The primary outcome was pain reduction, with secondary outcomes of systemic inflammation and improvement in physical functioning score. Dr. Abou-Raya assessed knee OA using the Kellgren-Lawrence scale; clinical function on a 0-100 VAS (Visual Analogue Scale); self-reported physical function, pain, and stiffness as reported by the WOMAC (Western Ontario and McMaster Universities) osteoarthritis index; and a 6-minute walk distance test. Blood levels of interleukin-1 (IL-1), IL-6, tumor necrosis factor (TNF)–alpha, and high-sensitivity C-reactive protein (hsCRP) were also measured.

"There was a significantly greater absolute change from baseline in all three subscale scores – function, pain, and stiffness – [at both] 6 and 12 weeks in the prednisolone group," compared with the placebo group.

WOMAC pain scores showed a change of –3.4 (95% confidence interval, –5.15 to –2.99) over 12 weeks on prednisolone, compared with –0.4 (95% CI, –0.193 to –0.41) for patients on placebo (P = .001). WOMAC function scores also showed improvement in the prednisolone group, with a change from baseline of –10.9 (95% CI, –4.46 to –2.31) over 12 weeks, compared with –0.4 (95% CI, –0.196 to –0.29) in the placebo group (P = .005).

"The mean number of analgesic users decreased significantly in the intervention group" compared with the placebo group at both 6 and 12 weeks when compared with baseline, added Dr. Abou-Raya.

The researcher also found that mean levels of inflammatory markers IL-1, IL-6, TNF-alpha, and hsCRP were all reduced in the prednisolone group vs. the placebo group. For example, IL-1 levels at 6 weeks were 18.7 pg/mL vs. 25 pg/mL in the prednisolone and placebo groups, respectively (P = .005), and this was maintained at 12 weeks. The hsCRP levels were 2.3 mg/L vs. 3.6 mg/L at 6 weeks for the prednisolone and placebo groups, respectively (P = .005), and these were also maintained at 12 weeks.

"There was a significant improvement in the 6-minute walk distance test at 6 and 12 weeks," reported Dr. Abou-Raya, with an absolute change from baseline of 7.6 m in the prednisolone group compared with 0 m in the placebo arm.

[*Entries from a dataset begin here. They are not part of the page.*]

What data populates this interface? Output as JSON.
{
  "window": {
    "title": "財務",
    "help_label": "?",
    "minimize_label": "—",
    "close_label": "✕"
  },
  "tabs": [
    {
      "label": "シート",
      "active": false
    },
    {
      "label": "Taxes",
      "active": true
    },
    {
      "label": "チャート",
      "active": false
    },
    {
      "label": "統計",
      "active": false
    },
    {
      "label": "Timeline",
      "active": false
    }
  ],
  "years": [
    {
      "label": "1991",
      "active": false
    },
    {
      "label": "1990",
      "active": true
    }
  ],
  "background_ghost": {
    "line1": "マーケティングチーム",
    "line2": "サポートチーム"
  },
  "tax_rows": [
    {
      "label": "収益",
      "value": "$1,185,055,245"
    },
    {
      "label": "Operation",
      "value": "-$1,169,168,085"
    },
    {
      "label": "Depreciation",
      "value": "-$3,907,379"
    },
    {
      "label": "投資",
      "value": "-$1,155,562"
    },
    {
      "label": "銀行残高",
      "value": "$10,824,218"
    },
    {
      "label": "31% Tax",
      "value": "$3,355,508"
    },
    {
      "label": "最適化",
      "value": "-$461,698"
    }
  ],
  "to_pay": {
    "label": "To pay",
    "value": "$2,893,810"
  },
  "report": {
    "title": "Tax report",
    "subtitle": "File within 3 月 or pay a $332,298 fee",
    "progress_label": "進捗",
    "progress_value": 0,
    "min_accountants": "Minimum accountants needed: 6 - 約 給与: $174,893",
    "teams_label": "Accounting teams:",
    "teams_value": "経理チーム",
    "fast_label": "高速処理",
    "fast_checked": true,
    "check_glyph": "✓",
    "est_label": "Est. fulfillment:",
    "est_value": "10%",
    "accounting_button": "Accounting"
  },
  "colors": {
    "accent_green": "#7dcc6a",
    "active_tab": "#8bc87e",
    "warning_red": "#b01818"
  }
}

Treatment-related adverse effects were similar in both groups, with no serious events recorded.

"The findings may provide evidence of efficacy and tolerability of low-dose oral prednisolone in reducing pain and subsequently improving function in older adults with knee OA; however, we need larger scale longitudinal studies to further verify this information," concluded Dr. Abou-Raya.

Dr. Abou-Raya reported that she had no relevant conflicts of interest.